Mabadi works primarily in the medium of performance; for this exhibition working collaboratively with artists to explore notions of ‘veiling’ and separation, without any actual physical presence or boundaries put in place. Her performances are intimate; inviting participants to carry out activities which allowed for alternative modes of communication – avoiding eye contact or any explicit form of bodily action which may be revealing. Their responses have then been recorded and presented within the exhibition in the form of drawing and writing, allowing a unique insight into each performer’s experience.

Alongside this, Mabadi has utilised an incredibly strong material language to further explore ideas of boundaries and things that sit together but are inherently separate. Her materials span felt, clasped bra hooks, pipes, wood and delicately crafted glue vessels; all of which invite the viewer to engage closely with and contemplate these alternative adaptations of such everyday materials.
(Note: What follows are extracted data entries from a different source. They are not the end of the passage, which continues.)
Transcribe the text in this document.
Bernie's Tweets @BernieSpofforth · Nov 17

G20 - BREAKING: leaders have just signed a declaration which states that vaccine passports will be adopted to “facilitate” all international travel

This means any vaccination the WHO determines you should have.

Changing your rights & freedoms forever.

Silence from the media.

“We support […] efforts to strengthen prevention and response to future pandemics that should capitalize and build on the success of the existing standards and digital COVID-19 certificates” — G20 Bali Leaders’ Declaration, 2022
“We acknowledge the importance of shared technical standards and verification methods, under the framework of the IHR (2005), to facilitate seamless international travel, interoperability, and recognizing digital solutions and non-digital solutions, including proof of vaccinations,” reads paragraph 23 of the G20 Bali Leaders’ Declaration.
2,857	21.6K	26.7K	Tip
Jorgensen’s accompanying artworks also span several forms, each of which collates many of the women’s stories to create a poly vocal approach to the artworks. Given their scale, her carved wooden busts are a prominent feature of both exhibition venues. An incredibly solitary and enduring process, Jorgensen uses the act of wood carving as a process of reflection.
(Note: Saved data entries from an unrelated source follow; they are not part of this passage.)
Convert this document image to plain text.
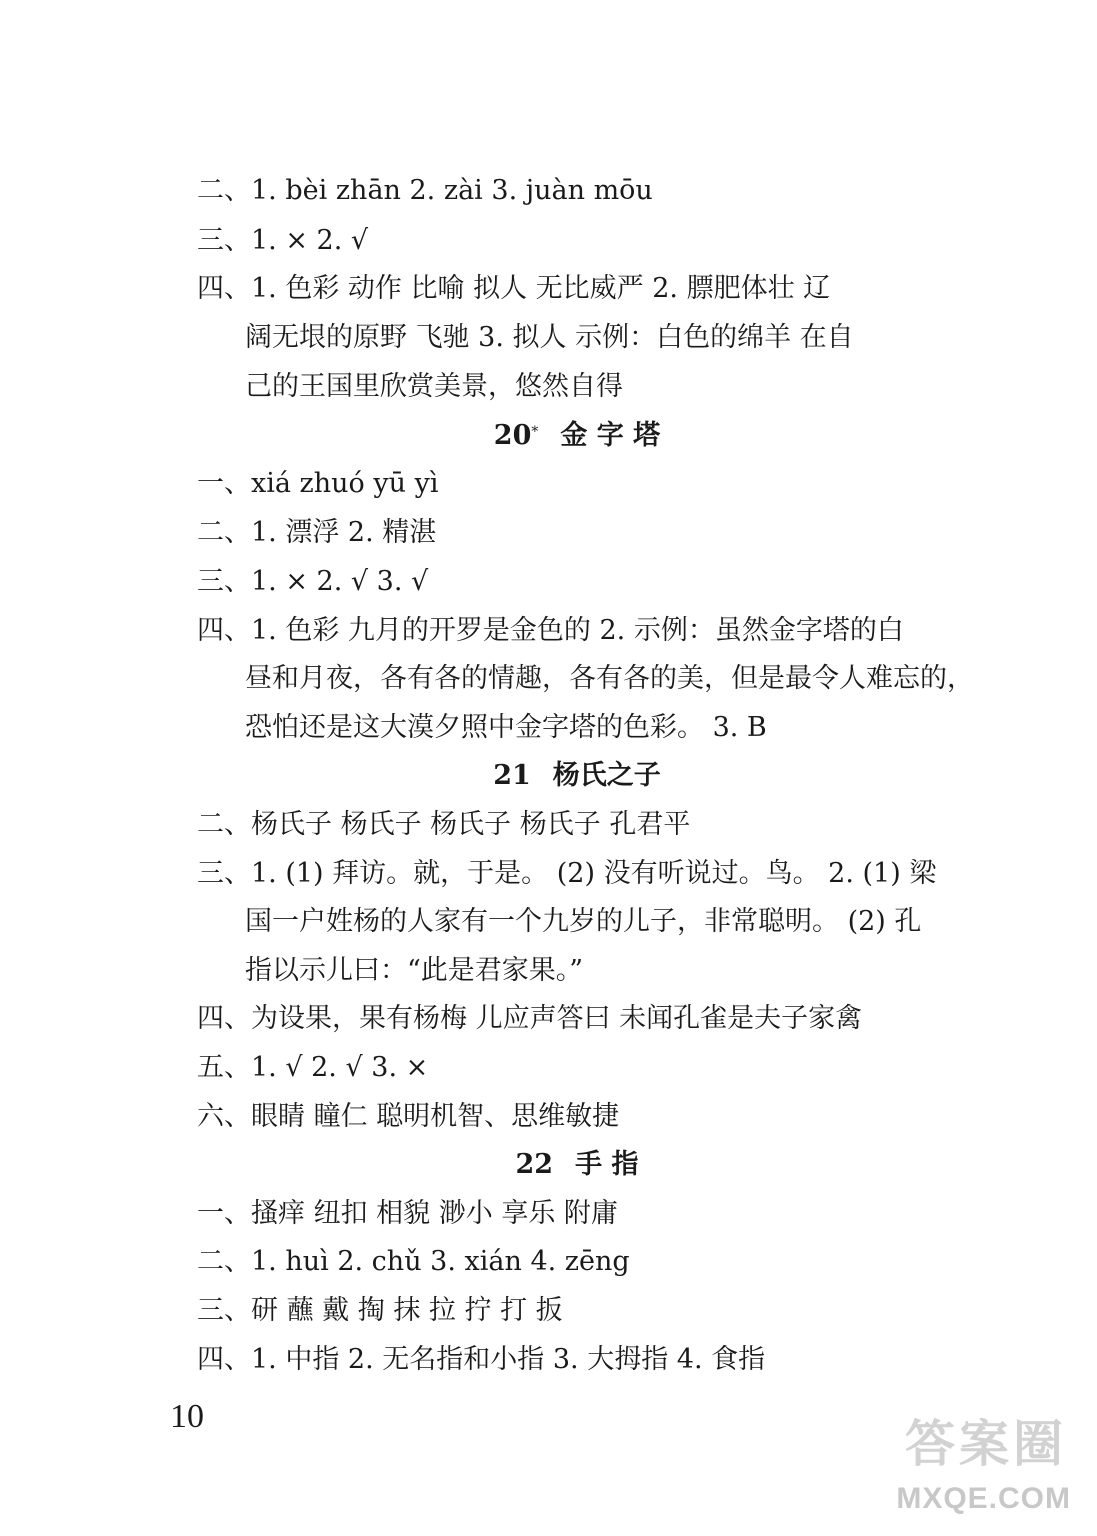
二、1. bèi zhān 2. zài 3. juàn mōu
三、1. × 2. √
四、1. 色彩 动作 比喻 拟人 无比威严 2. 膘肥体壮 辽
阔无垠的原野 飞驰 3. 拟人 示例：白色的绵羊 在自
己的王国里欣赏美景，悠然自得
20* 金 字 塔
一、xiá zhuó yū yì
二、1. 漂浮 2. 精湛
三、1. × 2. √ 3. √
四、1. 色彩 九月的开罗是金色的 2. 示例：虽然金字塔的白
昼和月夜，各有各的情趣，各有各的美，但是最令人难忘的，
恐怕还是这大漠夕照中金字塔的色彩。 3. B
21 杨氏之子
二、杨氏子 杨氏子 杨氏子 杨氏子 孔君平
三、1. (1) 拜访。就，于是。 (2) 没有听说过。鸟。 2. (1) 梁
国一户姓杨的人家有一个九岁的儿子，非常聪明。 (2) 孔
指以示儿曰：“此是君家果。”
四、为设果，果有杨梅 儿应声答曰 未闻孔雀是夫子家禽
五、1. √ 2. √ 3. ×
六、眼睛 瞳仁 聪明机智、思维敏捷
22 手 指
一、搔痒 纽扣 相貌 渺小 享乐 附庸
二、1. huì 2. chǔ 3. xián 4. zēng
三、研 蘸 戴 掏 抹 拉 拧 打 扳
四、1. 中指 2. 无名指和小指 3. 大拇指 4. 食指
10	答案圈
MXQE.COM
Alongside the wooden busts, which themselves project a melancholy presence within the space, sit Jorgensen’s constructed installations. These draw heavily on the workshop discussions and material history of the women’s stories, incorporating fabrics, walls, pots and various other elements which carry hints and suggestions of the experiences discussed by the women in the exploratory sessions.

Jorgensen also employs a visual essay, a poem split between the two locations about life in the aftermath of the nuclear family regime. Audio of the women undertaking Pranayama breathing exercises features alongside to further record and explore notions of home as expressed by the women who took part.

Overall, the exhibition is incredibly layered and rich not only in its material language, but also in its sensitively compiled narratives of the stories explored and told.

 

Home Where Home Is Not continues across Platform and Glasgow Women’s Library and runs until August 3rd 2019.